Подари себе день каникул. Рассказы
Шрифт:
— А придут соседки к ней колоть дрова на зиму?.. Придет хоть кто-нибудь помыть ее, переменить белье, если она не сможет двигаться? Да за тысячу леев никого не заманишь!
— Заладил — «не сможет двигаться»… Ну откуда ты знаешь, как все будет? Она прекрасно может умереть в одночасье…
— Ну, конечно, она умрет так, как ты пожелаешь, как тебе удобно…
Тетя Вика сидит на диване в своем платье из натурального шелка — в довоенном платье. Она покончила с мороженым и принялась за кекс. По лестнице застучали каблучки Романицы — она бежит домой: мальчик один,
— …Если я подходила к телефону, она спрашивала: Нелли? Это ты, Нелли? Как моя сестра, Нелли? Как твоя свекровь? Все еще в больнице? Голос у тети Вики низкий, хриплый, я сперва и не узнавала ее, думаю, какой-то мужчина, думаю — кто бы это мог называть меня по имени? Потом только ее узнавать стала…

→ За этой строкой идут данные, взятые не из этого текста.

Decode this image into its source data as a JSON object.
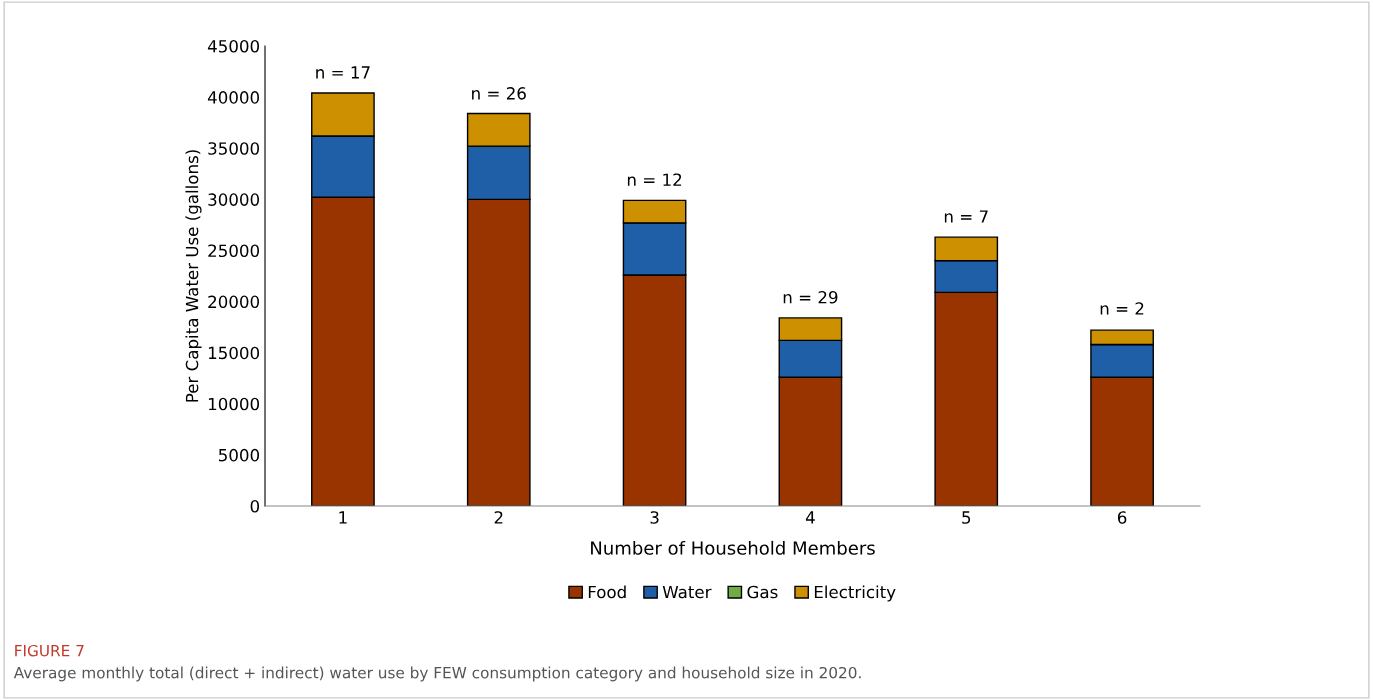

Шаги Романицы уже стихли; у нее сынишка один сидит, и друг должен позвонить, он всегда звонит в это время. В иные вечера, правда, не звонит, особенно теперь, после того как сдал экзамен на водительские права, — и тогда она долго ждет его звонка, а потом плохо спит. Андрей разливает вино из патриархии, Нелли рассказывает, как тетя Вика в сопровождении соседки и соседа пришла в больницу, Виолета, жена Никулае, рассказывает о квартире, которую она купила сыну от первого брака…
Тетя Вика на диване жует кекс.
— Ты хочешь сказать, что уйдешь от меня? — хрипло спрашивает она.
Она смотрит в упор, и он отводит сочувственный взгляд. Перед ним гигантское зеркало озера под оранжево-розовым небом. Вдали яхта. Ласковую недвижную гладь чуть рябит набегающий ветерок, ветерок играет блестящими листьями раскидистой вишни.
Под вишней шаткий металлический столик: одна ножка у него короче, на гальке бутылки из-под пива и апельсиновой воды.
— Скажи, — повторяет она, — значит, ты хочешь от меня уйти?
Красный как рак, он ерзает на стуле, в пронзительно-ярких летних лучах солнца, если внимательно приглядеться, можно различить прожилки под его слишком белой кожей, и кажется, от волнения они могут в любую минуту лопнуть.
И вдруг что-то поднялось в ее душе, забилось невидимыми крыльями — был ли это древний инстинкт, инстинкт женщины-матери и заступницы?.. Точно птица налетела, ударила в грудь, ослепила, и, уже ничего не понимая, она глянула на него озабоченно. Его обидели — кто? чем? Она знала только, что должна ему помочь, защитить его.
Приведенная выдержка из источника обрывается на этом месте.